Step 6: Summary Statistics
For each parameter, the tool computes:
- Count
- Standard deviation
- Minimum and maximum
- (Mean is used internally)
Step 7: Results Presentation
The interface displays:
- The color-coded matrix
- Numeric coefficients
- Summary statistics
- Interactive tooltips
Calculation Performance and Efficiency
Correlation count grows quadratically with parameter count.
Data is held in memory for performance (modern systems handle millions of rows easily).
Interpreting Correlation Strength
| Range | Interpretation |
| ≥0.7 | Strong |
| 0.5-0.7 | Moderate - Strong |
| 0.3-0.5 | Moderate |
| 0.1-0.3 | Weak |
| <0.1 | Very weak / None |
Positive correlations increase together; negative correlations move inversely.
Data Requirements
Parameters must be continuous numeric fields.
Up to 10 parameters can be analyzed at a time.
- Cycles model: Use when parameters come from the same asset type.
- Parts model: Use for part-level parameters across machines.
Date ranges can be absolute or relative.
Carry-forward handling can be included or excluded.
Understanding the Heatmap Matrix
The matrix is symmetric, with rows and columns representing parameters and each cell showing the pairwise correlation.
Summary Statistics
Each parameter includes:
- Count
- Standard deviation
- Minimum and maximum
These help assess data quality and variability.
Calculation Considerations
Pearson-R:
- Uses only valid pairs
- Ignores missing values
- Is scale-independent
- Captures linear relationships only
- May understate non-linear relationships
Common Use Cases
- Exploratory analysis
- Selecting parameters for modeling
- Understanding process behavior
- Root cause investigation
- Comparing time periods
Feature Benefits
- Simultaneous Multi-Parameter Exploration: Enables the exploration of relationships among many parameters at the same time, accelerating the discovery of complex or unexpected correlations within the dataset.
- Visual Root Cause Discovery: Helps efficiently pinpoint potential root causes by visually identifying how changes in input fields may influence output fields, supporting early-stage diagnostic analysis.

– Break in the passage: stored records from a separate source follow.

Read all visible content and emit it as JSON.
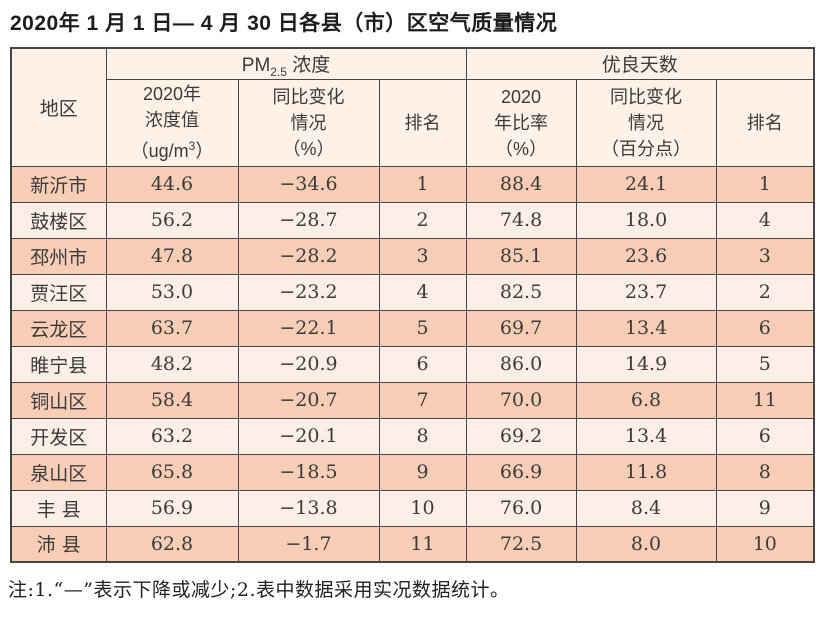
{
  "page": {
    "title": "2020年 1 月 1 日— 4 月 30 日各县（市）区空气质量情况",
    "footnote": "注:1.“—”表示下降或减少;2.表中数据采用实况数据统计。"
  },
  "colors": {
    "row_dark": "#f8cdb5",
    "row_light": "#fdeee8",
    "header_bg": "#fdf1e8",
    "border": "#454545",
    "text": "#3b3b3b"
  },
  "table": {
    "header": {
      "region": "地区",
      "pm_group": {
        "prefix": "PM",
        "sub": "2.5",
        "suffix": " 浓度"
      },
      "good_days_group": "优良天数",
      "pm_value": {
        "line1": "2020年",
        "line2": "浓度值",
        "line3_pre": "（ug/m",
        "line3_sup": "3",
        "line3_post": "）"
      },
      "pm_change": {
        "line1": "同比变化",
        "line2": "情况",
        "line3": "（%）"
      },
      "pm_rank": "排名",
      "good_ratio": {
        "line1": "2020",
        "line2": "年比率",
        "line3": "（%）"
      },
      "good_change": {
        "line1": "同比变化",
        "line2": "情况",
        "line3": "（百分点）"
      },
      "good_rank": "排名"
    },
    "rows": [
      {
        "region": "新沂市",
        "pm_value": "44.6",
        "pm_change": "−34.6",
        "pm_rank": "1",
        "good_ratio": "88.4",
        "good_change": "24.1",
        "good_rank": "1"
      },
      {
        "region": "鼓楼区",
        "pm_value": "56.2",
        "pm_change": "−28.7",
        "pm_rank": "2",
        "good_ratio": "74.8",
        "good_change": "18.0",
        "good_rank": "4"
      },
      {
        "region": "邳州市",
        "pm_value": "47.8",
        "pm_change": "−28.2",
        "pm_rank": "3",
        "good_ratio": "85.1",
        "good_change": "23.6",
        "good_rank": "3"
      },
      {
        "region": "贾汪区",
        "pm_value": "53.0",
        "pm_change": "−23.2",
        "pm_rank": "4",
        "good_ratio": "82.5",
        "good_change": "23.7",
        "good_rank": "2"
      },
      {
        "region": "云龙区",
        "pm_value": "63.7",
        "pm_change": "−22.1",
        "pm_rank": "5",
        "good_ratio": "69.7",
        "good_change": "13.4",
        "good_rank": "6"
      },
      {
        "region": "睢宁县",
        "pm_value": "48.2",
        "pm_change": "−20.9",
        "pm_rank": "6",
        "good_ratio": "86.0",
        "good_change": "14.9",
        "good_rank": "5"
      },
      {
        "region": "铜山区",
        "pm_value": "58.4",
        "pm_change": "−20.7",
        "pm_rank": "7",
        "good_ratio": "70.0",
        "good_change": "6.8",
        "good_rank": "11"
      },
      {
        "region": "开发区",
        "pm_value": "63.2",
        "pm_change": "−20.1",
        "pm_rank": "8",
        "good_ratio": "69.2",
        "good_change": "13.4",
        "good_rank": "6"
      },
      {
        "region": "泉山区",
        "pm_value": "65.8",
        "pm_change": "−18.5",
        "pm_rank": "9",
        "good_ratio": "66.9",
        "good_change": "11.8",
        "good_rank": "8"
      },
      {
        "region": "丰 县",
        "pm_value": "56.9",
        "pm_change": "−13.8",
        "pm_rank": "10",
        "good_ratio": "76.0",
        "good_change": "8.4",
        "good_rank": "9"
      },
      {
        "region": "沛 县",
        "pm_value": "62.8",
        "pm_change": "−1.7",
        "pm_rank": "11",
        "good_ratio": "72.5",
        "good_change": "8.0",
        "good_rank": "10"
      }
    ]
  }
}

- Pearson-R Coefficient Matrix: Computes the Pearson-R correlation coefficient for up to 10 selected parameters, quantifying the strength and direction of every pairwise relationship in a clear matrix format.

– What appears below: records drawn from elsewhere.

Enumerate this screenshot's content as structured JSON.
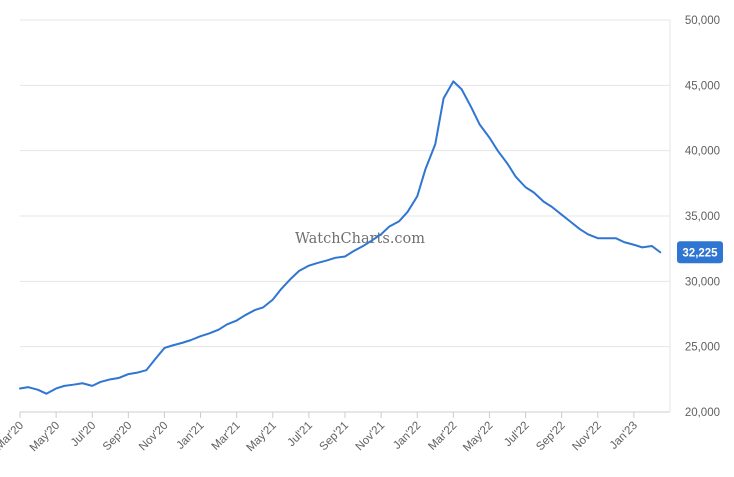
{
  "watermark": "WatchCharts.com",
  "accent_color": "#2f76d2",
  "chart_data": {
    "type": "line",
    "title": "",
    "xlabel": "",
    "ylabel": "",
    "ylim": [
      20000,
      50000
    ],
    "ytick_labels": [
      "20,000",
      "25,000",
      "30,000",
      "35,000",
      "40,000",
      "45,000",
      "50,000"
    ],
    "ytick_values": [
      20000,
      25000,
      30000,
      35000,
      40000,
      45000,
      50000
    ],
    "xtick_labels": [
      "Mar'20",
      "May'20",
      "Jul'20",
      "Sep'20",
      "Nov'20",
      "Jan'21",
      "Mar'21",
      "May'21",
      "Jul'21",
      "Sep'21",
      "Nov'21",
      "Jan'22",
      "Mar'22",
      "May'22",
      "Jul'22",
      "Sep'22",
      "Nov'22",
      "Jan'23"
    ],
    "x_start": "2020-03",
    "x_end": "2023-03",
    "grid": true,
    "last_value_label": "32,225",
    "series": [
      {
        "color": "#2f76d2",
        "x": [
          "2020-03-01",
          "2020-03-15",
          "2020-04-01",
          "2020-04-15",
          "2020-05-01",
          "2020-05-15",
          "2020-06-01",
          "2020-06-15",
          "2020-07-01",
          "2020-07-15",
          "2020-08-01",
          "2020-08-15",
          "2020-09-01",
          "2020-09-15",
          "2020-10-01",
          "2020-10-15",
          "2020-11-01",
          "2020-11-15",
          "2020-12-01",
          "2020-12-15",
          "2021-01-01",
          "2021-01-15",
          "2021-02-01",
          "2021-02-15",
          "2021-03-01",
          "2021-03-15",
          "2021-04-01",
          "2021-04-15",
          "2021-05-01",
          "2021-05-15",
          "2021-06-01",
          "2021-06-15",
          "2021-07-01",
          "2021-07-15",
          "2021-08-01",
          "2021-08-15",
          "2021-09-01",
          "2021-09-15",
          "2021-10-01",
          "2021-10-15",
          "2021-11-01",
          "2021-11-15",
          "2021-12-01",
          "2021-12-15",
          "2022-01-01",
          "2022-01-15",
          "2022-02-01",
          "2022-02-15",
          "2022-03-01",
          "2022-03-15",
          "2022-04-01",
          "2022-04-15",
          "2022-05-01",
          "2022-05-15",
          "2022-06-01",
          "2022-06-15",
          "2022-07-01",
          "2022-07-15",
          "2022-08-01",
          "2022-08-15",
          "2022-09-01",
          "2022-09-15",
          "2022-10-01",
          "2022-10-15",
          "2022-11-01",
          "2022-11-15",
          "2022-12-01",
          "2022-12-15",
          "2023-01-01",
          "2023-01-15",
          "2023-02-01",
          "2023-02-15"
        ],
        "values": [
          21800,
          21900,
          21700,
          21400,
          21800,
          22000,
          22100,
          22200,
          22000,
          22300,
          22500,
          22600,
          22900,
          23000,
          23200,
          24000,
          24900,
          25100,
          25300,
          25500,
          25800,
          26000,
          26300,
          26700,
          27000,
          27400,
          27800,
          28000,
          28600,
          29400,
          30200,
          30800,
          31200,
          31400,
          31600,
          31800,
          31900,
          32300,
          32700,
          33100,
          33600,
          34200,
          34600,
          35300,
          36500,
          38600,
          40500,
          44000,
          45300,
          44700,
          43300,
          42000,
          41000,
          40000,
          39000,
          38000,
          37200,
          36800,
          36100,
          35700,
          35100,
          34600,
          34000,
          33600,
          33300,
          33300,
          33300,
          33000,
          32800,
          32600,
          32700,
          32225
        ]
      }
    ]
  }
}
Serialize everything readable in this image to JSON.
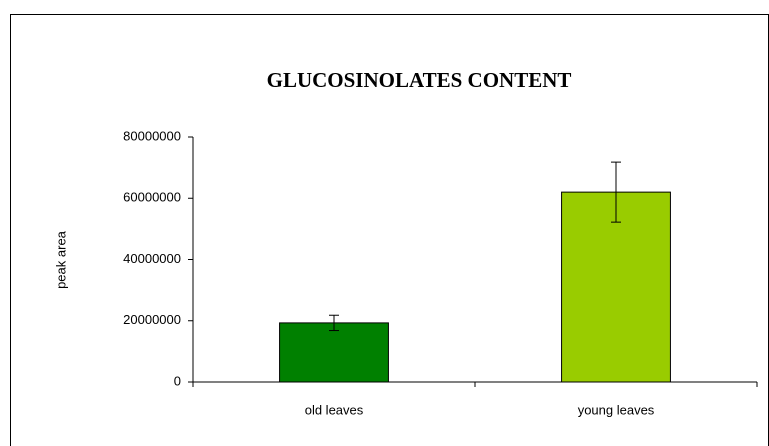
{
  "chart_data": {
    "type": "bar",
    "title": "GLUCOSINOLATES CONTENT",
    "y_label": "peak area",
    "categories": [
      "old leaves",
      "young leaves"
    ],
    "values": [
      19300000,
      62000000
    ],
    "errors": [
      2500000,
      9800000
    ],
    "colors": [
      "#008000",
      "#99cc00"
    ],
    "ylim": [
      0,
      80000000
    ],
    "yticks": [
      0,
      20000000,
      40000000,
      60000000,
      80000000
    ],
    "grid": false
  }
}
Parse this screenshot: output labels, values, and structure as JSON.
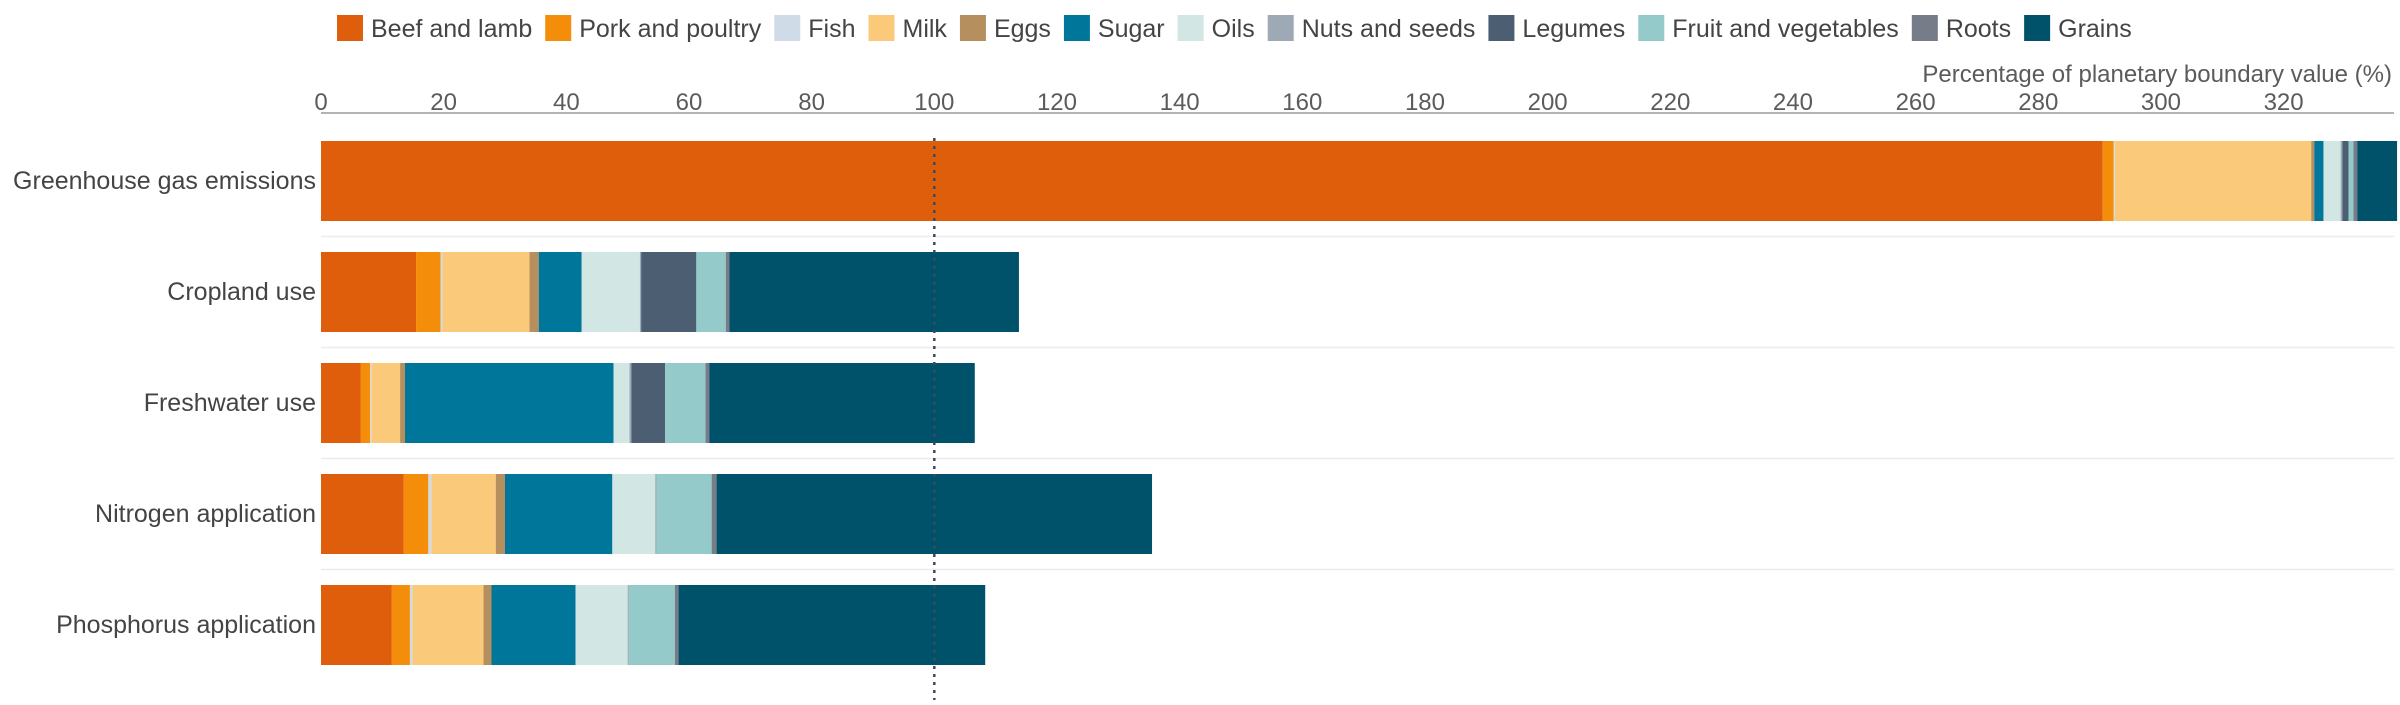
{
  "chart_data": {
    "type": "bar",
    "orientation": "horizontal",
    "stacked": true,
    "title": "",
    "xlabel": "Percentage of planetary boundary value (%)",
    "ylabel": "",
    "xlim": [
      0,
      338
    ],
    "xticks": [
      0,
      20,
      40,
      60,
      80,
      100,
      120,
      140,
      160,
      180,
      200,
      220,
      240,
      260,
      280,
      300,
      320
    ],
    "reference_line": {
      "value": 100,
      "style": "dotted"
    },
    "grid": "horizontal lines between categories",
    "legend_position": "top",
    "categories": [
      "Greenhouse gas emissions",
      "Cropland use",
      "Freshwater use",
      "Nitrogen application",
      "Phosphorus application"
    ],
    "series": [
      {
        "name": "Beef and lamb",
        "color": "#de5e0c",
        "values": [
          290.5,
          15.5,
          6.5,
          13.5,
          11.5
        ]
      },
      {
        "name": "Pork and poultry",
        "color": "#f48d0a",
        "values": [
          1.8,
          4,
          1.5,
          4,
          3
        ]
      },
      {
        "name": "Fish",
        "color": "#cfdce8",
        "values": [
          0.2,
          0.3,
          0.2,
          0.5,
          0.4
        ]
      },
      {
        "name": "Milk",
        "color": "#fbc97a",
        "values": [
          32,
          14.2,
          4.7,
          10.5,
          11.6
        ]
      },
      {
        "name": "Eggs",
        "color": "#b68f5f",
        "values": [
          0.5,
          1.5,
          0.8,
          1.5,
          1.3
        ]
      },
      {
        "name": "Sugar",
        "color": "#00769a",
        "values": [
          1.5,
          7,
          34,
          17.5,
          13.7
        ]
      },
      {
        "name": "Oils",
        "color": "#d2e6e4",
        "values": [
          2.8,
          9.5,
          2.6,
          7,
          8.5
        ]
      },
      {
        "name": "Nuts and seeds",
        "color": "#9daab5",
        "values": [
          0.3,
          0.2,
          0.3,
          0.2,
          0.2
        ]
      },
      {
        "name": "Legumes",
        "color": "#4c5f72",
        "values": [
          1,
          9,
          5.5,
          0,
          0
        ]
      },
      {
        "name": "Fruit and vegetables",
        "color": "#94cac9",
        "values": [
          0.8,
          4.8,
          6.6,
          9,
          7.5
        ]
      },
      {
        "name": "Roots",
        "color": "#767c88",
        "values": [
          0.6,
          0.6,
          0.6,
          0.8,
          0.6
        ]
      },
      {
        "name": "Grains",
        "color": "#00526b",
        "values": [
          6.5,
          47.2,
          43.3,
          71,
          50
        ]
      }
    ]
  }
}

- Multivariate Model Flexibility: Supports multivariate analysis on Cycle and Part data models, allowing users to tailor the scope of the analysis based on their data structure needs.

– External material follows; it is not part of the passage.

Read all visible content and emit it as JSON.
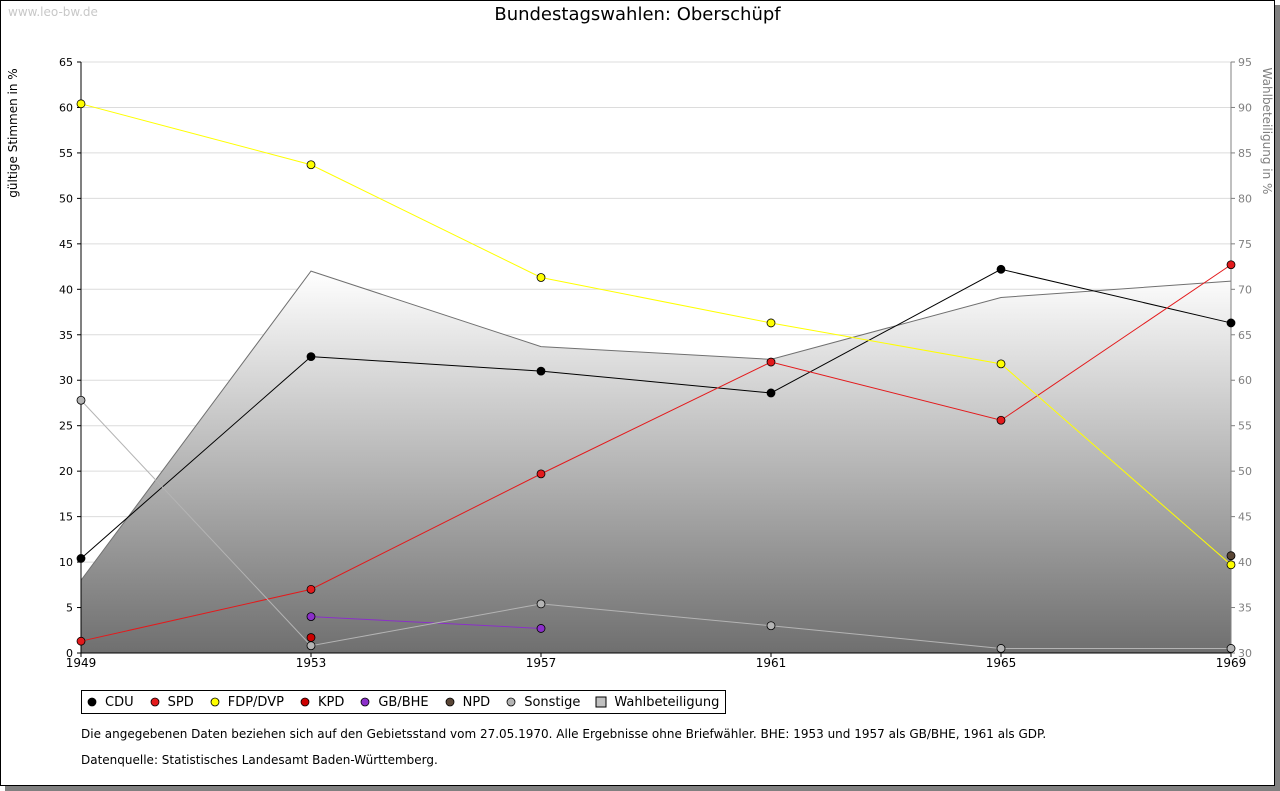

- High-Granularity Cycle Analysis: Allows investigation of parameters from the same machine type with high granularity when using the Cycle model, ensuring detailed operational insights.
- Cross-Machine Comparison Capability: Utilizes the Part model to facilitate comparison of fields across different machines, which is essential for understanding interactions in end-to-end production processes.
- Integrated Summary Statistics: Provides an immediate table of summary statistics (Count, Standard Deviation, Min, Max) for each selected parameter, offering essential contextual data alongside the correlation matrix.
- Foundation for Detailed Follow-Up: Acts as an ideal exploratory starting point that logically leads to deeper investigation using other tools, such as the Curve Fit Analysis, for validating identified pairs of interest.
Summary
The Correlation Heatmap tool displays a heatmap of the correlation coefficient between all possible pairs of parameters that are associated with the selected machine type. It provides you with a visualization of the nature of correlation using color (positive in blue or negative in red), and the magnitude of the relationship using intensity or hue.
The value of correlation is represented by the Pearson-R correlation coefficient displayed in each cell.
This is an excellent way for you to discover which parameters are correlated to each other.